LE:                              Oh, yeah, Vietnam has changed so much since I was there in 1995. So I had left in 1981, and then came back in 1995 as a college student, and absolutely, from then to now. I mean, probably 75% of the country has never experienced war at all, at all. Another, the majority of the country is just so young, and kind of optimistic about life, especially if you’re living in the city, because there are lots and lots of economic opportunities. There’s now way more educational opportunity. Yeah, the suffering that was going on in the late ‘70s, early ‘80s, you know, financially and malnutrition and all these things by and large are non-existent, by and large. You know, there are very few people starving in Vietnam, you know, very few. There are still a lot of problems. There—a lot of poverty, rural poverty especially. But, abject poverty is certainly much, much improved. And life expectancy, if you look at all other metrics, life expectancy has gone way up, and so I think Vietnam truly is an emerging middle income, almost middle income country.

 

PASSOT:                    What about the Vietnamese society in America, have you seen that change since your introduction?

 

LE:                              Yeah. Right, right. Yeah, I think so. I think there’s, what I’ve seen, and it may be I’m biased because of where I am in the Bay Area, but there’s a lot more activism, the professional class of Vietnamese is growing, for sure, and growing in influence. And there are now politicians who are Vietnamese. One of things, though, that I have seen is that the Vietnamese, just like I guess any other immigrant group, is split ideologically. So there are a number of very, very conservative leaning Vietnamese, and oftentimes they’re a professional class, oftentimes it’s people who came over from Vietnam in 1975, that time frame, and so maybe didn’t necessarily grow up in poverty. And so, I think there’s, like I mentioned again, you know, there’s a lot of diversity of Vietnamese.

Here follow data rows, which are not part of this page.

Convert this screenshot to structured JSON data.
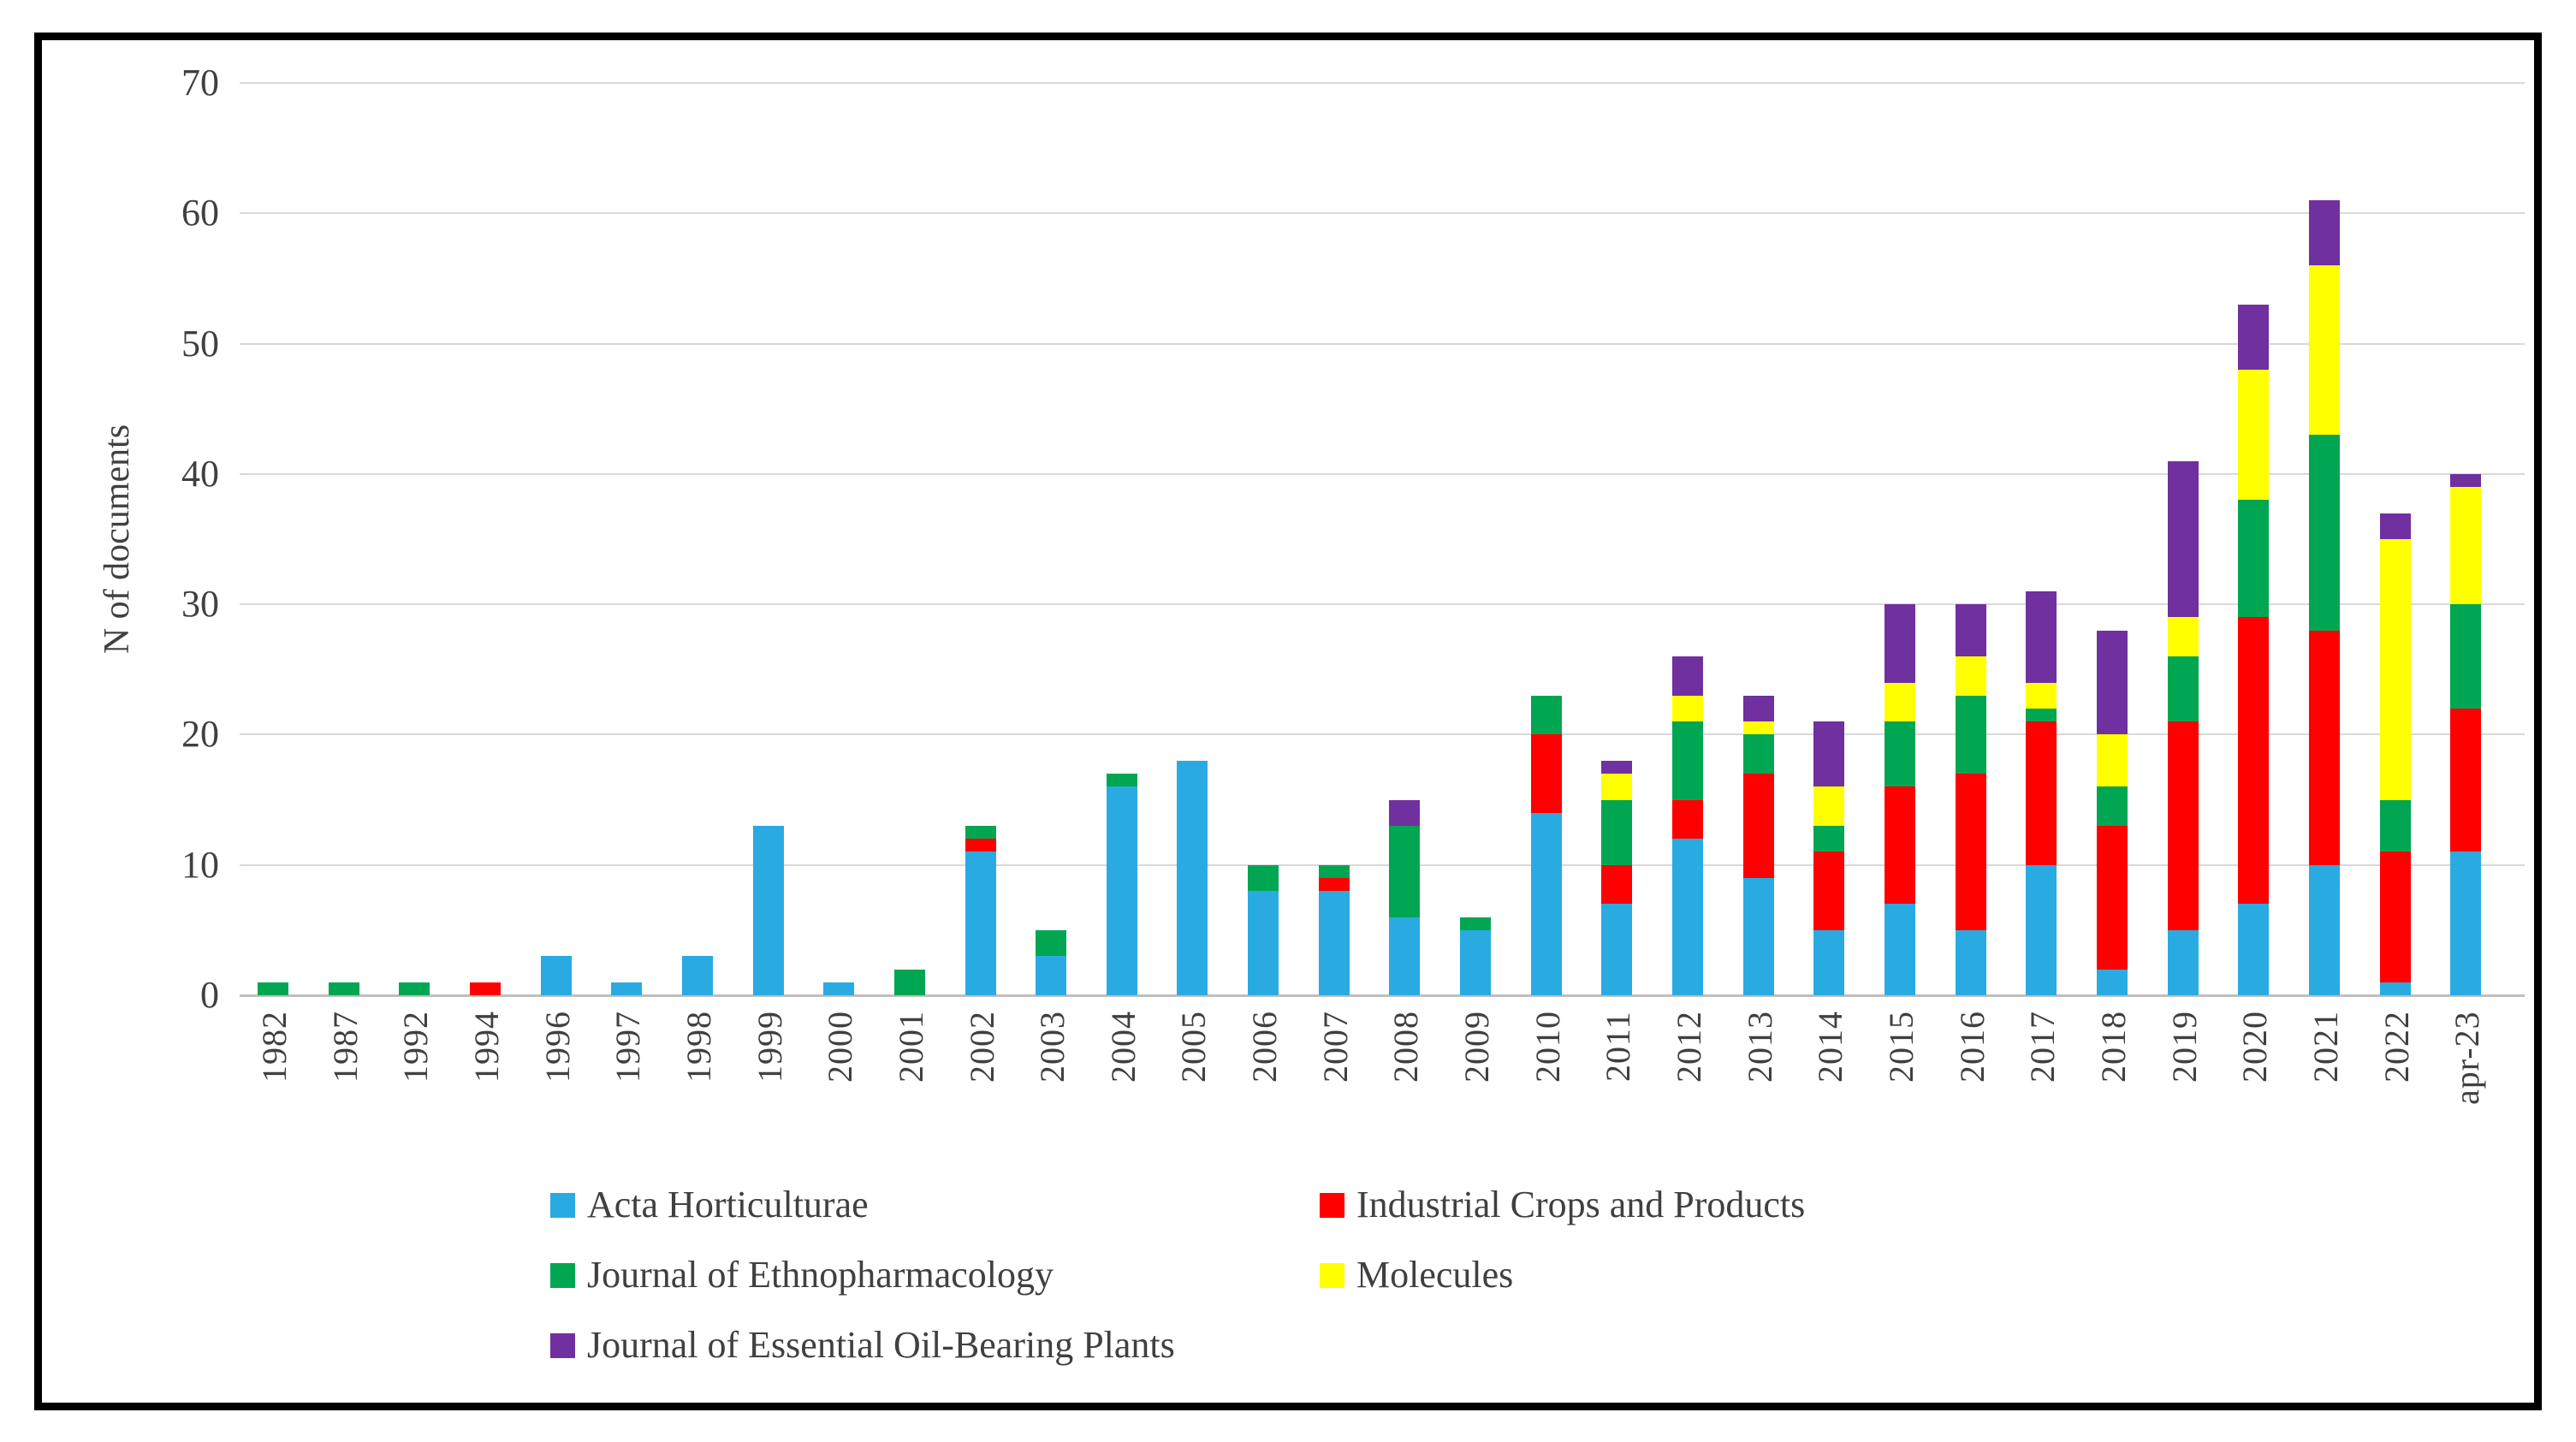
{
  "figure": {
    "background": "#FFFFFF",
    "frame_color": "#000000"
  },
  "colors": {
    "gridline": "#D9D9D9",
    "axis_line": "#BFBFBF",
    "text": "#404040"
  },
  "chart_data": {
    "type": "bar",
    "stacked": true,
    "title": "",
    "xlabel": "",
    "ylabel": "N of documents",
    "ylim": [
      0,
      70
    ],
    "y_ticks": [
      0,
      10,
      20,
      30,
      40,
      50,
      60,
      70
    ],
    "grid": "horizontal",
    "legend_position": "bottom",
    "categories": [
      "1982",
      "1987",
      "1992",
      "1994",
      "1996",
      "1997",
      "1998",
      "1999",
      "2000",
      "2001",
      "2002",
      "2003",
      "2004",
      "2005",
      "2006",
      "2007",
      "2008",
      "2009",
      "2010",
      "2011",
      "2012",
      "2013",
      "2014",
      "2015",
      "2016",
      "2017",
      "2018",
      "2019",
      "2020",
      "2021",
      "2022",
      "apr-23"
    ],
    "series": [
      {
        "name": "Acta Horticulturae",
        "color": "#29ABE2",
        "values": [
          0,
          0,
          0,
          0,
          3,
          1,
          3,
          13,
          1,
          0,
          11,
          3,
          16,
          18,
          8,
          8,
          6,
          5,
          14,
          7,
          12,
          9,
          5,
          7,
          5,
          10,
          2,
          5,
          7,
          10,
          1,
          11
        ]
      },
      {
        "name": "Industrial Crops and Products",
        "color": "#FF0000",
        "values": [
          0,
          0,
          0,
          1,
          0,
          0,
          0,
          0,
          0,
          0,
          1,
          0,
          0,
          0,
          0,
          1,
          0,
          0,
          6,
          3,
          3,
          8,
          6,
          9,
          12,
          11,
          11,
          16,
          22,
          18,
          10,
          11
        ]
      },
      {
        "name": "Journal of Ethnopharmacology",
        "color": "#00A651",
        "values": [
          1,
          1,
          1,
          0,
          0,
          0,
          0,
          0,
          0,
          2,
          1,
          2,
          1,
          0,
          2,
          1,
          7,
          1,
          3,
          5,
          6,
          3,
          2,
          5,
          6,
          1,
          3,
          5,
          9,
          15,
          4,
          8
        ]
      },
      {
        "name": "Molecules",
        "color": "#FFFF00",
        "values": [
          0,
          0,
          0,
          0,
          0,
          0,
          0,
          0,
          0,
          0,
          0,
          0,
          0,
          0,
          0,
          0,
          0,
          0,
          0,
          2,
          2,
          1,
          3,
          3,
          3,
          2,
          4,
          3,
          10,
          13,
          20,
          9
        ]
      },
      {
        "name": "Journal of Essential Oil-Bearing Plants",
        "color": "#7030A0",
        "values": [
          0,
          0,
          0,
          0,
          0,
          0,
          0,
          0,
          0,
          0,
          0,
          0,
          0,
          0,
          0,
          0,
          2,
          0,
          0,
          1,
          3,
          2,
          5,
          6,
          4,
          7,
          8,
          12,
          5,
          5,
          2,
          1
        ]
      }
    ],
    "totals": [
      1,
      1,
      1,
      1,
      3,
      1,
      3,
      13,
      1,
      2,
      13,
      5,
      17,
      18,
      10,
      10,
      15,
      6,
      23,
      18,
      26,
      23,
      21,
      30,
      30,
      31,
      28,
      41,
      53,
      61,
      37,
      40
    ]
  }
}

But, the numbers of impoverished Vietnamese people are much, much smaller from what I have seen, now that the generation, you know, now that we’ve had a couple of generations in the US.

 

PASSOT:                    Have you seen a sort of like adoption of American culture at all?

 

LE:                              Yeah, absolutely, absolutely. Yeah, no question. There’s still plenty of traditions that are kept, but if you look at, say, the Japanese-American experience over time over the certain number of generations, that quote-unquote “American culture” gets adopted, and while trying to keep components of traditional culture and potentially language, but if you talk to somebody who’s a fifth generation Japanese-American, you know, almost nobody would speak the language. Nowadays in Vietnamese culture, fewer and fewer children are speaking Vietnamese. Like my children, who are half Caucasian, half Vietnamese, you know, we’re struggling, we’re struggling, for sure. Yeah. Yeah. And that’s one of the reasons why I want to bring them to Vietnam as much as possible. But I can totally see in another generation very few Vietnamese-Americans actually speaking their mother—their ancestral tongue, and yeah, I could see significant assimilation into so-called American culture.

 

PASSOT:                    Well, unfortunately I do have class.

 

LE:                              Great, okay.

 

PASSOT:                    So, we will end the interview there.

 

LE:                              All right.

 

PASSOT:                    That was very, very nice. And thank you for your contribution.